A look at the league table this Sunday morning does not make pleasant reading. Forget the Premiership, forget the Champions League, forget being title favourites up till just a couple of months ago. The scrap is now on to cling on to the fourth and last Champions League spot for next season.
We have not been in this situation since season 2002/2003 when we were tottering on the brink of a financial meltdown. A last day win over Liverpool at the Bridge saved our bacon as far as Champions League qualification was concerned. Roman came in with his billions a few weeks later and the rest, as they say, is history.
I swear I am not being wise after the event but I argued with my fellow Chelsea fans at our local supporters club after Scolari’s appointment. Most were elated with his appointment but I had this strange, nagging feeling about him. It’s all very well being a world cup winning manager but with Ronaldo, Rivaldo and Ronaldinho in their prime, it is hard to imagine not winning a world cup.
Besides a look at world cup winning managers over the last few decades will reveal that very few, if any, were successful at club level. Marcello Lippi is perhaps an exception who won the world cup with Italy and brought trophies to Juventus, but then most managers have done that with Juve. Add the scandals Juve were implicated in during Lippi’s days and his achievements at club level take on a less glamorous tinge. (The Juve sporting director once locked the ref in the dressing room because he didn’t like the way the referee had controlled the game).
Winning the world cup is a matter of having the right players and then moulding them physically and tactically into a unit for a month in which at the most the team gets to play 7 games. It’s a totally different kettle of fish to managing a group of players through the hard slog of over 60 games over the course of 9 months.
I said it at the time of his appointment and I will say it again now. Scolari’s record with Portugal does not hold up to scrutiny. In England he got himself noticed because he dumped England out in three successive competitions. But that is just about it. In Euro 2004, at home, Portugal scored a last minute equalizer against England and then went on to win on penalties. In the mists of time people seem to forget that Wayne Rooney, together with Frank Lampard, was probably the player of the tournament till then. In the quarter final against Portugal he was off injured after just a few minutes of the game and yet England should have seen the home team off quite comfortably.
Fast forward two years. This time Rooney screws up and gets himself sent off early in the second half. Again England were the better team right up to the final whistle of extra time and again went out on penalties. To top it all Portugal failed to win the trophy having been presented with possibly the easiest final in a European championship ever, when on home soil they succumbed to Greece.
My one abiding memory of that final is that although Portugal had most of the ball that night they created very few chances on the night.
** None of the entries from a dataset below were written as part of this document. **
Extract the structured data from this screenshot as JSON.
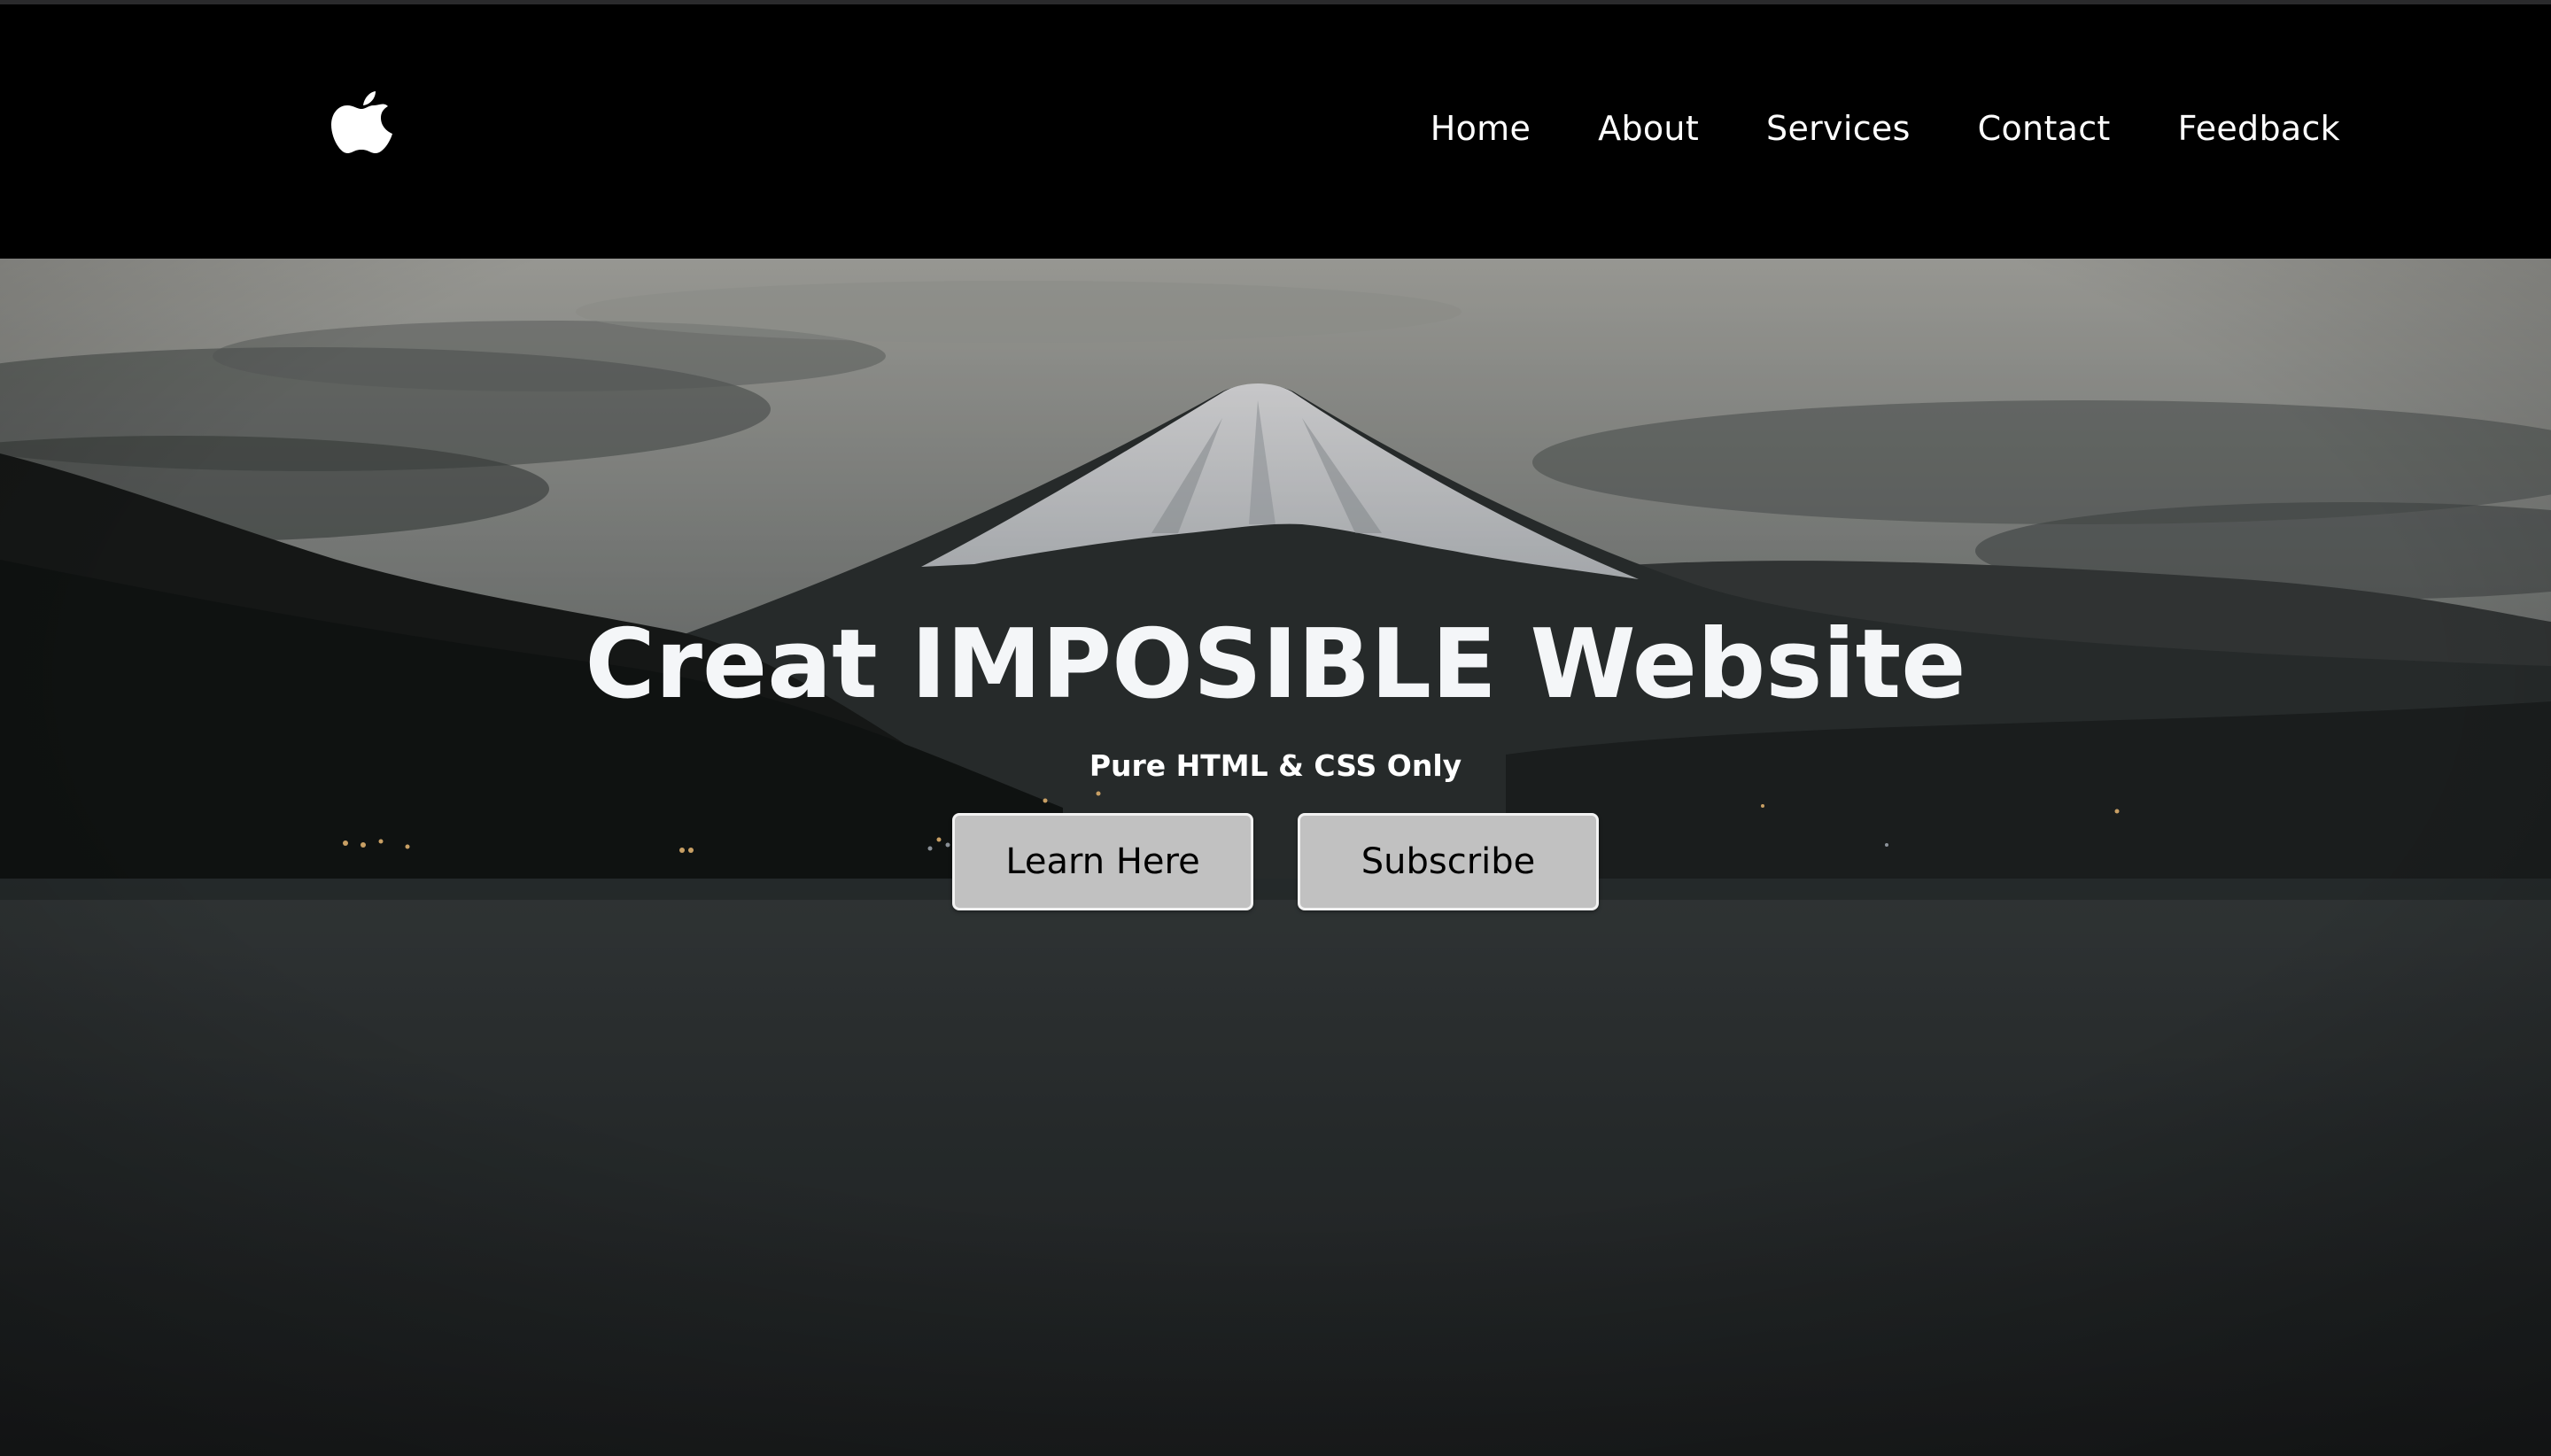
{
  "navbar": {
    "logo_icon": "apple-logo-icon",
    "links": [
      {
        "label": "Home"
      },
      {
        "label": "About"
      },
      {
        "label": "Services"
      },
      {
        "label": "Contact"
      },
      {
        "label": "Feedback"
      }
    ]
  },
  "hero": {
    "background_icon": "mountain-lake-landscape-image",
    "title": "Creat IMPOSIBLE Website",
    "subtitle": "Pure HTML & CSS Only",
    "buttons": [
      {
        "label": "Learn Here"
      },
      {
        "label": "Subscribe"
      }
    ]
  },
  "colors": {
    "navbar_bg": "#000000",
    "title_text": "#f4f6f8",
    "button_bg": "#c1c1c1",
    "button_border": "#f2f2f2"
  }
}
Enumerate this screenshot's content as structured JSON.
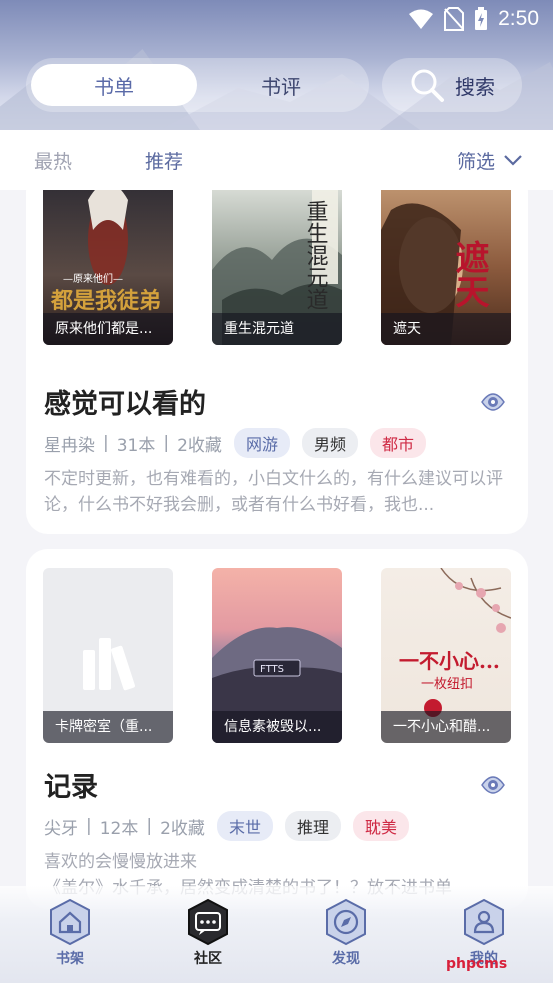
{
  "status": {
    "time": "2:50"
  },
  "header": {
    "tabs": [
      {
        "label": "书单"
      },
      {
        "label": "书评"
      }
    ],
    "search_label": "搜索"
  },
  "filters": {
    "hot": "最热",
    "recommend": "推荐",
    "filter": "筛选"
  },
  "lists": [
    {
      "title": "感觉可以看的",
      "author": "星冉染",
      "count": "31本",
      "favorites": "2收藏",
      "tags": [
        "网游",
        "男频",
        "都市"
      ],
      "description": "不定时更新，也有难看的，小白文什么的，有什么建议可以评论，什么书不好我会删，或者有什么书好看，我也...",
      "books": [
        {
          "caption": "原来他们都是...",
          "cover_text": "都是我徒弟",
          "cover_sub": "—原来他们—"
        },
        {
          "caption": "重生混元道",
          "cover_text": "重生混元道"
        },
        {
          "caption": "遮天",
          "cover_text": "遮天"
        }
      ]
    },
    {
      "title": "记录",
      "author": "尖牙",
      "count": "12本",
      "favorites": "2收藏",
      "tags": [
        "末世",
        "推理",
        "耽美"
      ],
      "description": "喜欢的会慢慢放进来",
      "description2": "《盖尔》水千承，居然变成清楚的书了！？放不进书单",
      "books": [
        {
          "caption": "卡牌密室（重..."
        },
        {
          "caption": "信息素被毁以...",
          "cover_text": "FTTS"
        },
        {
          "caption": "一不小心和醋...",
          "cover_text": "一不小心...",
          "cover_sub": "一枚纽扣"
        }
      ]
    }
  ],
  "nav": [
    {
      "label": "书架",
      "icon": "house-icon"
    },
    {
      "label": "社区",
      "icon": "chat-icon"
    },
    {
      "label": "发现",
      "icon": "compass-icon"
    },
    {
      "label": "我的",
      "icon": "person-icon"
    }
  ],
  "watermark": "phpcms"
}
It was the same story in the two England encounters. Now does that ring a bell somewhere?
I for one failed to get excited even we got off to a flying start early on in the season. At Wigan, on only the second day of the season we were fairly abysmal, as was the case at home to Spurs in the next game. In September Man United came to the Bridge and outplayed us for the first time in living memory, while the away at Cluj we were absolutely awful.
We did have the odd sparkling performance thrown in between but only against teams who were stupid enough to let our full backs have a field day. Against the more astute coaches we have struggled. The Plan A and Plan B thing has been brought up time after time and it now sounds stale. But it is a fact. If we don’t get an early goal, which we haven’t done for ages, we struggle and panic creeps in. Now even the substitutions have become predicable. On come Drogba and Deco with 20/25 minutes left and things go from bad to worse.
In his defence, things haven’t panned out the way Scolari saw it squadwise. Missing out on Robinho through no fault of his own was a blow. As was the injury to our best player of the last two seasons, Essien. Injuries to Carvalho, JT and Joe Cole further exacerbated the matter. In fairness also, Scolari did not bargain for the fact that the world’s best centre forward was going to turn into the pathetic, whinging, listless prat that Drogba is now.
What gets me most is the fact that while we ordinary fans all seem to know what the problem is but our highly paid management team seems totally oblivious and clueless about the whole thing. It surely isn’t a co-incidence that our decline started with Steve Clarke’s departure. Just a few weeks into their tenure, Clarkey and Zola have got West Ham performing way above what one could expect from their group of players.
The big question is what next? Champions League qualification is a must, though far from a certainty. I am not one for changing a manager halfway through a season. But this time it is different. We have played 25 games this season and clinging on to fourth spot by the skin of our teeth. Our last 12 league games have seen us win just 4 times and all to teams in the relegation battle. We have drawn 5 and lost 3, averaging 1.4 points per game. That, my friends, over the course of a whole season does not even get you anywhere near a UEFA Cup place.
So who to turn to? Two names spring to mind. Frank Rijkaard is sitting around twiddling his thumbs doing nothing so if I were Peter Kenyon I’d be on the phone to him pronto. The other is the Roma coach Luciano Spalletti. He has done a lot with limited resources at Roma but the language might be a problem. We’ve gone down that road before with Ranieri and it took the bloke ages to learn the language properly. On the other hand we could get Spalletti in with me as his interpreter (I speak fluent Italian) ala Robson and Mourinho. And look what’s become of the interpreter now.